Çünkü güzel oğullarım, insana ve insanlığa hizmet etmek şu dünyada en değerli olandır.
Bir insana hizmet etmek tüm insanlığa hizmet etmektir. Yine bir insana kötülük yapmak tüm insanlığa kötülük yapmaktır.
Bize düşen; daima bıkmadan şu dünyada güzellikler yapmaktır, iyilikte bulunmaktır. Hemde şimdi yapacağımız gibi kimseden hiç bir karşılık beklemeden, hiç kimseden bir şey istemeden iyilik yapmaktır.'
Hz. Ali konuşmasını bitirince 'hadi oğullarım şimdi iş başına demiş' ve başlamışlar kuyuyu kazmaya.
Çok zahmet ve zorlukla da olsa kuyuyu bitirmişler ve suyu çıkarmışlar. Oradan gelip geçen ve susuzluktan bağrı yananlar kuyuyu görünce her zaman için Hz. Ali'ye ve oğullarına dualar ederlermiş.

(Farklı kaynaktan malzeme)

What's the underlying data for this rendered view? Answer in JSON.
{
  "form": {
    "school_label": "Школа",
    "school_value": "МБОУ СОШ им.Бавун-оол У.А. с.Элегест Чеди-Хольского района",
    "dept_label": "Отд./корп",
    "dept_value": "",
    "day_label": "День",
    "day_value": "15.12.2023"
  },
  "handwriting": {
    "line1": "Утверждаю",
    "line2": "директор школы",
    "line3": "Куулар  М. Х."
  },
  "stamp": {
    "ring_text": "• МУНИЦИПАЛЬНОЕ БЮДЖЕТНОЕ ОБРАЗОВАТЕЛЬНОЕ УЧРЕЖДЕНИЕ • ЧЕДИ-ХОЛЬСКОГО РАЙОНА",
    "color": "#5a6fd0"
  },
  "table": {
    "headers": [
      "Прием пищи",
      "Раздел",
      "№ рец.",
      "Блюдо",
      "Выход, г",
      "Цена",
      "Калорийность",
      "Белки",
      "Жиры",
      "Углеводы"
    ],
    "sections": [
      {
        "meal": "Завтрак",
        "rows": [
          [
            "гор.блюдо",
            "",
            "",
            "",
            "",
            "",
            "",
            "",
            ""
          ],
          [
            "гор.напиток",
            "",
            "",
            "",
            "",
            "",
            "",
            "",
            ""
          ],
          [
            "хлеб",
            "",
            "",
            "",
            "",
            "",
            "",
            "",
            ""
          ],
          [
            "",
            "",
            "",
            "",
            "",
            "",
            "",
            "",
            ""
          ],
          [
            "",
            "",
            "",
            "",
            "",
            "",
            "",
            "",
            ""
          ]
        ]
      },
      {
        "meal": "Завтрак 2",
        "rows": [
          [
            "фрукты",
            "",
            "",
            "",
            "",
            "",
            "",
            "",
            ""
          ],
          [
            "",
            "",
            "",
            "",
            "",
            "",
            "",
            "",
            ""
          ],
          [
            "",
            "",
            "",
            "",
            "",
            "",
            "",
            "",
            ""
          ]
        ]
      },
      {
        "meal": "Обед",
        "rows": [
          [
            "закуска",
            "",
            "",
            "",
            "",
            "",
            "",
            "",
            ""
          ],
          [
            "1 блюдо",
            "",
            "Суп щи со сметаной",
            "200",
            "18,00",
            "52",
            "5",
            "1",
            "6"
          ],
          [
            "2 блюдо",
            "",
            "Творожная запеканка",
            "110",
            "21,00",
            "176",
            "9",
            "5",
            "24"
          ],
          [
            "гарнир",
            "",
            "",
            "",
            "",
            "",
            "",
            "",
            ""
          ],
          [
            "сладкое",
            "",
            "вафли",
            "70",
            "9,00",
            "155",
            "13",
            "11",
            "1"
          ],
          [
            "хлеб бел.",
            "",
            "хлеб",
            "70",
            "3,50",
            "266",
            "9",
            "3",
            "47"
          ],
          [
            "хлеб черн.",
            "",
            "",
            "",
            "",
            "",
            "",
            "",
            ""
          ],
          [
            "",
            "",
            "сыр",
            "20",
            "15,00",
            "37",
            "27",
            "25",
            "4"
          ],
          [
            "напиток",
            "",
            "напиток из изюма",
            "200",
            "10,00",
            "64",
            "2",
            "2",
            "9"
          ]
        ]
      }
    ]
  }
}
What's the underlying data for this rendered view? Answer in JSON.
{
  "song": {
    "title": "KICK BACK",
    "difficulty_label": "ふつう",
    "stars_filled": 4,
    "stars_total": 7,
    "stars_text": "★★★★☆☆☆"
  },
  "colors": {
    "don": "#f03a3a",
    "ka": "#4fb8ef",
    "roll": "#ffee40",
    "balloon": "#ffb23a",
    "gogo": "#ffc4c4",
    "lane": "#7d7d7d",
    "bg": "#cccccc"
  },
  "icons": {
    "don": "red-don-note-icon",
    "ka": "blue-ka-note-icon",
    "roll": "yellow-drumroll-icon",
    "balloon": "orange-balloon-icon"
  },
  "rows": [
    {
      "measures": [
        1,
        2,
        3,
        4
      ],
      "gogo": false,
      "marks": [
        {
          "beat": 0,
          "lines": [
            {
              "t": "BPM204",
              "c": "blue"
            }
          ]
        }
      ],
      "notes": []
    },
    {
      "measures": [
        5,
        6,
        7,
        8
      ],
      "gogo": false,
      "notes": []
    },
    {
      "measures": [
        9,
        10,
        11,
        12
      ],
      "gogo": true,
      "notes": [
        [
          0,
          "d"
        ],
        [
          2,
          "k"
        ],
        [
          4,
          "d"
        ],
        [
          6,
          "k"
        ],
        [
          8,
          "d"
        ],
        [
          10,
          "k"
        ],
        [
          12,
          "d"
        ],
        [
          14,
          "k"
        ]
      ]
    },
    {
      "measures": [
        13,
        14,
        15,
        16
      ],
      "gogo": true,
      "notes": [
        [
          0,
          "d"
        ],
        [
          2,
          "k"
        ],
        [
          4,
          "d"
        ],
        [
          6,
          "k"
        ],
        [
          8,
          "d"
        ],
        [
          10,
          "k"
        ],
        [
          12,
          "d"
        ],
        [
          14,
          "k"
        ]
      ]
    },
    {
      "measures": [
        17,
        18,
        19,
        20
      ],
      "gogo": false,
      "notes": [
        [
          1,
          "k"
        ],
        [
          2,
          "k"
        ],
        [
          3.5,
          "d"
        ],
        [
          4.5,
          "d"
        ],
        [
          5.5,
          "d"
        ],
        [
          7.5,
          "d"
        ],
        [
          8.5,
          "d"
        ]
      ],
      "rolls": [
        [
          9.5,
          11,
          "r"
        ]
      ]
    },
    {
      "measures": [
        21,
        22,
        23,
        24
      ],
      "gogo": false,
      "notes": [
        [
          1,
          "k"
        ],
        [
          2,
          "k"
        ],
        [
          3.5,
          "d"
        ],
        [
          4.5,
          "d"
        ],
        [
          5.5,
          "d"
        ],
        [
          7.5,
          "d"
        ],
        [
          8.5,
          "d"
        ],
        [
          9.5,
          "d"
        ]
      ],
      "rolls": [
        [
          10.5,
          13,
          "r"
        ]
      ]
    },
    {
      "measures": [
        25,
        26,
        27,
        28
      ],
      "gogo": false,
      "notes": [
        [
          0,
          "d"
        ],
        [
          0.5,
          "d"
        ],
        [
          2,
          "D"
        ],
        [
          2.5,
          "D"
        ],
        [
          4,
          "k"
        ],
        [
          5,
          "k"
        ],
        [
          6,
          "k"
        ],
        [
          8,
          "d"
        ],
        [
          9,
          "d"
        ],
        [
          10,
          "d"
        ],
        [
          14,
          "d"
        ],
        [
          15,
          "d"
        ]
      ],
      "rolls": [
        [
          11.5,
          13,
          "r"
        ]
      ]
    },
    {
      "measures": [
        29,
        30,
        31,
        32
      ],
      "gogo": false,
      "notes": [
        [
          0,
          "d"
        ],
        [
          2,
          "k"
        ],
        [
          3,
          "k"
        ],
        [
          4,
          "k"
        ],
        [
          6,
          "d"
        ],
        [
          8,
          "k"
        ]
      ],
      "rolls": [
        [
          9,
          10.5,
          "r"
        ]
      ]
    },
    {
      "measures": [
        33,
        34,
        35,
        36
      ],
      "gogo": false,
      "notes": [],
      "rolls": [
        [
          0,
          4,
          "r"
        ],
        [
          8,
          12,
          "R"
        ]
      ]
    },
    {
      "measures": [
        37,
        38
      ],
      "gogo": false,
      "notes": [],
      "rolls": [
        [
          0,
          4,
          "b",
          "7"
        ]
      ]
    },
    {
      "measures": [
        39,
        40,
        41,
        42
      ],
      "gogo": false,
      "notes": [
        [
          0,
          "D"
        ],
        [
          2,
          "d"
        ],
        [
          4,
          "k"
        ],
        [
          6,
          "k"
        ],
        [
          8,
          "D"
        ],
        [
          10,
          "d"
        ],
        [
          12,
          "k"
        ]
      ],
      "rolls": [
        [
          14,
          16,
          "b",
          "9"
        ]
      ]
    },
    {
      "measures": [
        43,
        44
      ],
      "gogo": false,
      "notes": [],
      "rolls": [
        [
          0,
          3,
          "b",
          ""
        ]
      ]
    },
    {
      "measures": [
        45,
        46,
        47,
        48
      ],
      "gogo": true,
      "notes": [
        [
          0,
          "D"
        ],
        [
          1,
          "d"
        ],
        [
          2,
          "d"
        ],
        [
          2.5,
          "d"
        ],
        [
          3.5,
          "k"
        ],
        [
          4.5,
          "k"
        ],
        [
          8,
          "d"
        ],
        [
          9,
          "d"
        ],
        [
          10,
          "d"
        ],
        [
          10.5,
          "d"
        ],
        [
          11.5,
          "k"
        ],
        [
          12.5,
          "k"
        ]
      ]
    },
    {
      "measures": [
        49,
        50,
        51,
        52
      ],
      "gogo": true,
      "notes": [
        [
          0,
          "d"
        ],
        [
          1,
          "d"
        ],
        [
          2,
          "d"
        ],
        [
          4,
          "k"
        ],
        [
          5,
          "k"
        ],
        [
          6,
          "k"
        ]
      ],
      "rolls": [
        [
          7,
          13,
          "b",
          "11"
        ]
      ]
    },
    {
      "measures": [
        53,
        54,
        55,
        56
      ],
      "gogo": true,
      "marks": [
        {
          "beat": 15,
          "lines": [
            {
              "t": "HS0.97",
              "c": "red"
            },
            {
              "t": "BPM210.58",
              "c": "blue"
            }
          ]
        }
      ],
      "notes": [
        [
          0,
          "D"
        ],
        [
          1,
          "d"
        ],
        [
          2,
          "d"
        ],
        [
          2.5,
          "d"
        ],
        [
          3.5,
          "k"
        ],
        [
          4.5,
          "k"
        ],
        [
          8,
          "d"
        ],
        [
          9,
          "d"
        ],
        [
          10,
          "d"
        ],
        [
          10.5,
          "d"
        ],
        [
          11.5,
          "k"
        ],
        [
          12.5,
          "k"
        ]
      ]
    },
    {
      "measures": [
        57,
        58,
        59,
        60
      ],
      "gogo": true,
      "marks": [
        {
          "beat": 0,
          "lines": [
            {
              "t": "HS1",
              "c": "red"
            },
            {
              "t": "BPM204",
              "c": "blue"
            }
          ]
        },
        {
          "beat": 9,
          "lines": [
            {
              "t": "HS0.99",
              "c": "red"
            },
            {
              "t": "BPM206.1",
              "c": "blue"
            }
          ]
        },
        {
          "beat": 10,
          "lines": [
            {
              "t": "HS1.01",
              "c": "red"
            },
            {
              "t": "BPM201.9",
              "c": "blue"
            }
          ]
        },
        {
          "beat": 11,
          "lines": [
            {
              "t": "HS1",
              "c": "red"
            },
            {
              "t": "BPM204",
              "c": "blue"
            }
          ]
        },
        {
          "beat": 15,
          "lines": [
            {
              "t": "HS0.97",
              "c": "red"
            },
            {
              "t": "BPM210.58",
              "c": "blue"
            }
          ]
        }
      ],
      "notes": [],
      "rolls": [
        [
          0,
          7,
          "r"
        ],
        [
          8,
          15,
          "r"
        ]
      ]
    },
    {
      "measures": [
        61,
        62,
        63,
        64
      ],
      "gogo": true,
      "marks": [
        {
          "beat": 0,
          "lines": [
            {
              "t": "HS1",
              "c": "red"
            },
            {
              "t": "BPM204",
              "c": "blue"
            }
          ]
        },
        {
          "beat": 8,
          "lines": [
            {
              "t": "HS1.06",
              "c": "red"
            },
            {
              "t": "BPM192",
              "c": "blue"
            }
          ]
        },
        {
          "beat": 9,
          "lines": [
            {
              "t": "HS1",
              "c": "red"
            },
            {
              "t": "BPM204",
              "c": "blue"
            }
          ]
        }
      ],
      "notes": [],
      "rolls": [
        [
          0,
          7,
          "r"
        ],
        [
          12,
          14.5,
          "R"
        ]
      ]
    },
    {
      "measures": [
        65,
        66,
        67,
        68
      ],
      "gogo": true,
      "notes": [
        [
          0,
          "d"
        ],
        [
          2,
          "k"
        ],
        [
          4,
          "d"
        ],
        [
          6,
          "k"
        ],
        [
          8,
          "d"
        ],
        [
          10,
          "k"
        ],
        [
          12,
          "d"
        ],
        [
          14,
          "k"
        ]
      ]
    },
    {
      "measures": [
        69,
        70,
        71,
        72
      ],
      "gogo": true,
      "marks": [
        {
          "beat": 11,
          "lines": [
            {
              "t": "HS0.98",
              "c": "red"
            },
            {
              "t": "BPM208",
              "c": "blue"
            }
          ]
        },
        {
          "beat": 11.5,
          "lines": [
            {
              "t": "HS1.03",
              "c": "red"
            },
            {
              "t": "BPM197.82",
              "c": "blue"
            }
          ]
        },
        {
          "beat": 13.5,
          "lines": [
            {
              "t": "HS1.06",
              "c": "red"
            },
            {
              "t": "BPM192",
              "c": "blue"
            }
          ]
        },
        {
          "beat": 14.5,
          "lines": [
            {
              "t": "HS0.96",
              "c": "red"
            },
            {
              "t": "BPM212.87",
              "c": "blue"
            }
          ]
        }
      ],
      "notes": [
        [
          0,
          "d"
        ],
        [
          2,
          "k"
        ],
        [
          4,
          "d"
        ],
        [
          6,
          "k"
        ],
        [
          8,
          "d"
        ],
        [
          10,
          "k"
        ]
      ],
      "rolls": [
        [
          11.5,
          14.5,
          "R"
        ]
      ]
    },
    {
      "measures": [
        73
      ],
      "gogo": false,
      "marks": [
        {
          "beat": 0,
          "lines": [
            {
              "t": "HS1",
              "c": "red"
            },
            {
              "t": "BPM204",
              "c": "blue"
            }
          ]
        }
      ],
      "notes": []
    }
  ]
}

Turna'cığım nenem derdi ki Hz. Ali böyle çok kuyu yapmış, çok bahçe dikmiş ve aradan bin sene geçtiği halde hala o bahçelerdeki ağaçlar meyve veriyormuş ve hala insanlar Hz. Ali'nin açmış olduğu kuyulardan su içerlermiş.
Nenem bu ve bunun gibi masalları anlattığında hep derdi ki; 'iyi insan ol Fatma kızım. Kimseye yalan söyleme, kimsenin kalbini kırma. Rızası olmadan kimsenin bir şeyini alma. Böyle olunca her işin rast gider, yolun hiç bir zaman kötülerin yoluna düşmez, her zaman başarılı olursun. Çünkü Hz. Ali'de böyle yapmıştır. Sende böyle yapmakla onun yolunda gidersin.”
“Bende hep insanlara yardım edeceğim anne” dedi Turna.
“Aferin benim Turna'ma, güzel kızıma.
Hadi şimdi uyu, güzel rüyalar gör.”
Tekrar kızını öptü kokladı. Fatma odadan çıkarken Turna Hz. Ali'nin meyve bahçelerinde dolaşıyordu artık.
Not: Bu öykü “Çocuklar icin Alevi öyküleri” adlı çalışmadan alınmıştır.